4. The Power of Water
After spending time and money to create a smart landscape, water will be a critical consideration during the first 6 to 12 months after installation. Even drought-tolerant plants need frequent water during the establishment of new roots in their new location. Plan, install, and maintain watering systems so they target thirsty plants in a timely manner. Poor planning and maintenance can lead to overwatering, useless runoff, and water lost to evaporation. Consider drip or other micro-irrigation devices.
Make an Impact
Limit the number of plants or plantings with high water requirements. Group these together for greatest visual impact. Harvested roof water is a smart way to irrigate these special and modestly sized areas.
Keep your soil covered; preferably with plants. Roots hold soil in place and increase water infiltration as it passes across your property. A rain garden temporarily holds water on site, and decreases the problems of extreme runoff flows to neighboring streams, rivers, and lakes.

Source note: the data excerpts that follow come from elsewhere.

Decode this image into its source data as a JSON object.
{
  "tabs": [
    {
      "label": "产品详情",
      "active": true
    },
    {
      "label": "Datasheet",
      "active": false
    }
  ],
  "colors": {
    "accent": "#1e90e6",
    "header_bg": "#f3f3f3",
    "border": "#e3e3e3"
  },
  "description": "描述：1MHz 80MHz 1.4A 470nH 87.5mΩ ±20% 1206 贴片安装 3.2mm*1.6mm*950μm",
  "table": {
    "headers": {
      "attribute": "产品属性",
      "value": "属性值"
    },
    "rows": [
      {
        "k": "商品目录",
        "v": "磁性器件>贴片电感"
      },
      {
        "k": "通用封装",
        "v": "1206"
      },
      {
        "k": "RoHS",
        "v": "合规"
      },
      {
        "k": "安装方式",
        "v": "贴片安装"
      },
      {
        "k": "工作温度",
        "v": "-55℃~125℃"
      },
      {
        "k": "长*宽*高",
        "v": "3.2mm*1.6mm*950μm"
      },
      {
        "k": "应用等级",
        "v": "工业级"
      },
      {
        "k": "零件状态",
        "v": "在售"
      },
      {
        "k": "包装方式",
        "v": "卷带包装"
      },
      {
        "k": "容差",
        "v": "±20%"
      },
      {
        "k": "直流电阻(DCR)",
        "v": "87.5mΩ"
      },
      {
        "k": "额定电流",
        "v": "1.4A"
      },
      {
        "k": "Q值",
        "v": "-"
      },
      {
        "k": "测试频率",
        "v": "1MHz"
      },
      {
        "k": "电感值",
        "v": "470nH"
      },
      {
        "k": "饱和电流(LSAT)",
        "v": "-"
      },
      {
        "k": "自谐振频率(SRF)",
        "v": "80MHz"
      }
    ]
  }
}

Be Aware of Unseen Pollutants
Dissolved pollutants such as pesticides, fertilizers, and soil sediment might be unseen but are harmful to aquatic habitats. Landscapes contribute to water pollution when stormwater causes soil erosion or carries unused, loose fertilizers and other chemicals. Limit your use of pesticides and fertilizers and always read the label first. Use slow-release fertilizers and keep them off sidewalks and driveways where they easily wash into storm drains.